How I make it work: Aparna Sharma
Where are you sheltering, and how are you?
I am sheltering at home in Sunnyvale with my husband and doing well. In the absence of commuting and not rushing for train, I have spare time to go for an early morning and evening walks. It is also good to catch an extra hour of sleep occasionally or do other projects around the house. I love cooking and gardening and feel soothing to work on and see the colorful flowers blooming and kitchen garden flourishing. A project I was able to do in my vacation time was painting inside my house. Also, I am one of the Masquerades and volunteered to sew 100+ masks for the Stanford library staff. Furthermore, I have been able to join a few online Yoga and LinkedIn classes, due to having extra time after work.

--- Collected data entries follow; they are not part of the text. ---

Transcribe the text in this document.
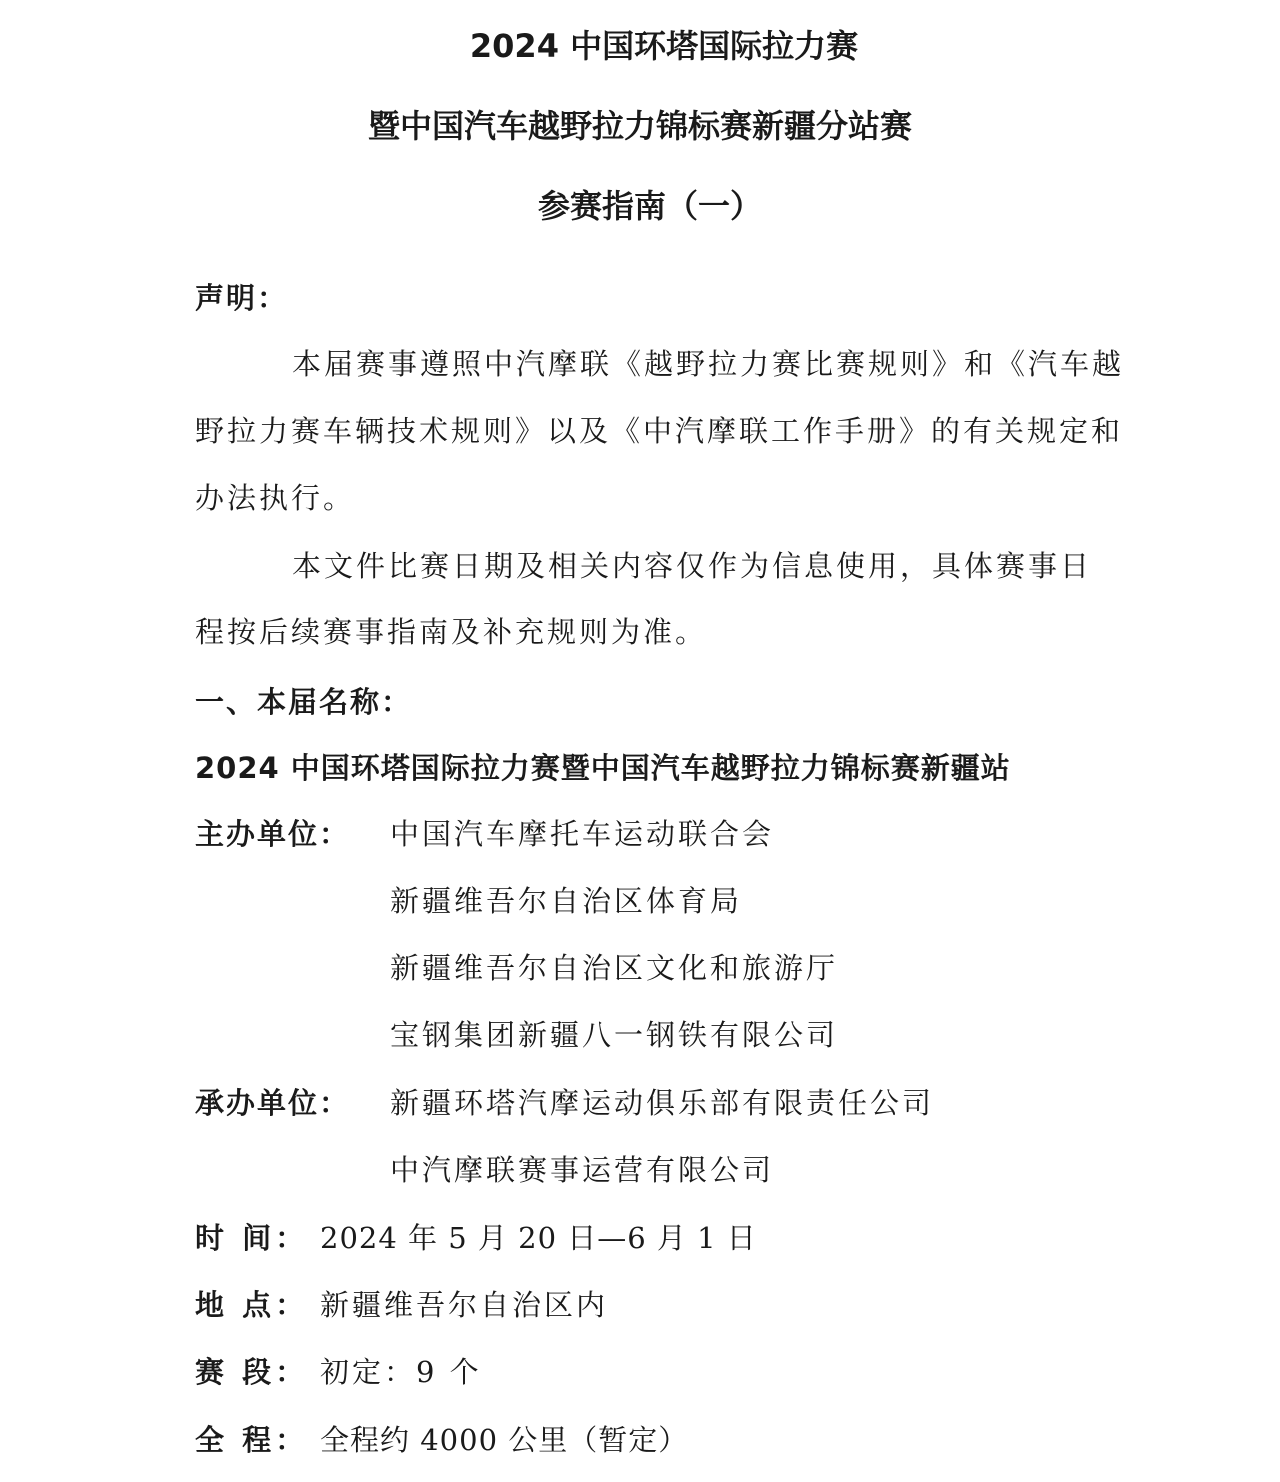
2024 中国环塔国际拉力赛
暨中国汽车越野拉力锦标赛新疆分站赛
参赛指南（一）
声明：

本届赛事遵照中汽摩联《越野拉力赛比赛规则》和《汽车越

野拉力赛车辆技术规则》以及《中汽摩联工作手册》的有关规定和

办法执行。

本文件比赛日期及相关内容仅作为信息使用，具体赛事日

程按后续赛事指南及补充规则为准。

一、本届名称：
2024 中国环塔国际拉力赛暨中国汽车越野拉力锦标赛新疆站
主办单位： 中国汽车摩托车运动联合会
新疆维吾尔自治区体育局
新疆维吾尔自治区文化和旅游厅
宝钢集团新疆八一钢铁有限公司
承办单位： 新疆环塔汽摩运动俱乐部有限责任公司
中汽摩联赛事运营有限公司
时 间： 2024 年 5 月 20 日—6 月 1 日
地 点： 新疆维吾尔自治区内
赛 段： 初定：9 个
全 程： 全程约 4000 公里（暂定）
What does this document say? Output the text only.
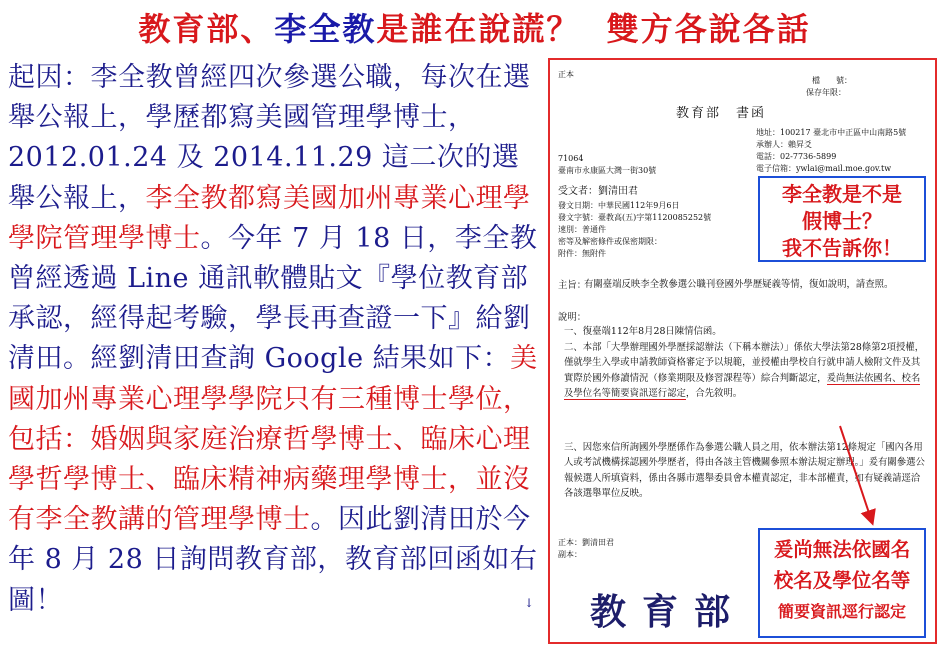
教育部、李全教是誰在說謊？ 雙方各說各話
起因：李全教曾經四次參選公職，每次在選舉公報上，學歷都寫美國管理學博士，2012.01.24 及 2014.11.29 這二次的選舉公報上，李全教都寫美國加州專業心理學學院管理學博士。今年 7 月 18 日，李全教曾經透過 Line 通訊軟體貼文『學位教育部承認，經得起考驗，學長再查證一下』給劉清田。經劉清田查詢 Google 結果如下：美國加州專業心理學學院只有三種博士學位，包括：婚姻與家庭治療哲學博士、臨床心理學哲學博士、臨床精神病藥理學博士，並沒有李全教講的管理學博士。因此劉清田於今年 8 月 28 日詢問教育部，教育部回函如右圖！	↓
正本
檔　　號：
保存年限：
教育部　書函
地址：100217 臺北市中正區中山南路5號
承辦人：賴昇爻
電話：02-7736-5899
電子信箱：ywlai@mail.moe.gov.tw
71064
臺南市永康區大灣一街30號
受文者：劉清田君
發文日期：中華民國112年9月6日
發文字號：臺教高(五)字第1120085252號
速別：普通件
密等及解密條件或保密期限：
附件：無附件
主旨：
有關臺端反映李全教參選公職刊登國外學歷疑義等情，復如說明，請查照。
說明：
一、復臺端112年8月28日陳情信函。
二、本部「大學辦理國外學歷採認辦法（下稱本辦法）」係依大學法第28條第2項授權，僅就學生入學或申請教師資格審定予以規範，並授權由學校自行就申請人檢附文件及其實際於國外修讀情況（修業期限及修習課程等）綜合判斷認定，爰尚無法依國名、校名及學位名等簡要資訊逕行認定，合先敘明。
三、因您來信所詢國外學歷係作為參選公職人員之用，依本辦法第12條規定「國內各用人或考試機構採認國外學歷者，得由各該主管機關參照本辦法規定辦理。」爰有關參選公報候選人所填資料，係由各縣市選舉委員會本權責認定，非本部權責，如有疑義請逕洽各該選舉單位反映。
正本：劉清田君
副本：
教育部
李全教是不是
假博士？
我不告訴你！
爰尚無法依國名
校名及學位名等
簡要資訊逕行認定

What has your experience been like working remotely?
Although I miss interacting in person with colleagues, friends, and train buddies, I am enjoying working from home since there is no early morning rushing. My position requires me to interact with patrons in person, but all that can now be accomplished remotely, unlike even ten years ago. Instead of attending meetings in person, we have Zoom meetings now and in fact a lot more than before. I save to and fro walk times needed for attending meetings in person on-site at different locations and, even more importantly, have no young kids at home to take away my attention and time. I am thankful that with technology we are able to work from home during this pandemic and accomplish the same objectives, if not more.
(cutting fabric for face masks)
Have you learned anything new that you might not have while on campus?
I feel that working remotely saves quite a bit of time that can be used to complete additional tasks, and the mental stress level is also relatively less in an informal setting. Working remotely, you may be able to do a few tasks even while feeling minor aches and pains that would otherwise require a sick time off.
What sorts of things have you been working on?
Apart from regular work, I have been working on long-overdue projects, which usually one may not have time to do.
Has anything proven to be more or less of a challenge than you anticipated?
Not being able to find time to relax in between jumping from one Zoom meeting to another. I am spending much more time glued to my computer screen as compared to before when the same discussions could have quickly been done verbally face-to-face. The mental relaxation felt earlier because of a change in the scenario while physically walking to the meeting is not there anymore.
How have you created comfort where you are SIP?
It is challenging to find a comfortable place to sit for almost 8 hours working continuously facing the computer. Initially, I practically moved around the house, tried different rooms, chairs and finally created a space in my formal dining room so that I can spread my paperwork and not gather it every evening. It is still not as comfortable and ideal as one would like ergonomically.
What do you do to differentiate between “work” time and “home” time?
It is challenging, but one has to set boundaries to be productive. I set my work hours as much as possible to mirror those that were on-site earlier.
What would you most like to do when you return to campus?
Have face-to-face interactions and meetings with colleagues as much as possible, while still maintaining social distancing.
The pandemic has made us especially realize that human life is very unpredictable and short and is immensely enriched by our families, friends, and colleagues. So we must always stay calm and thoughtful, be thankful and kind to others, find goodness in everyone, and help them if you can.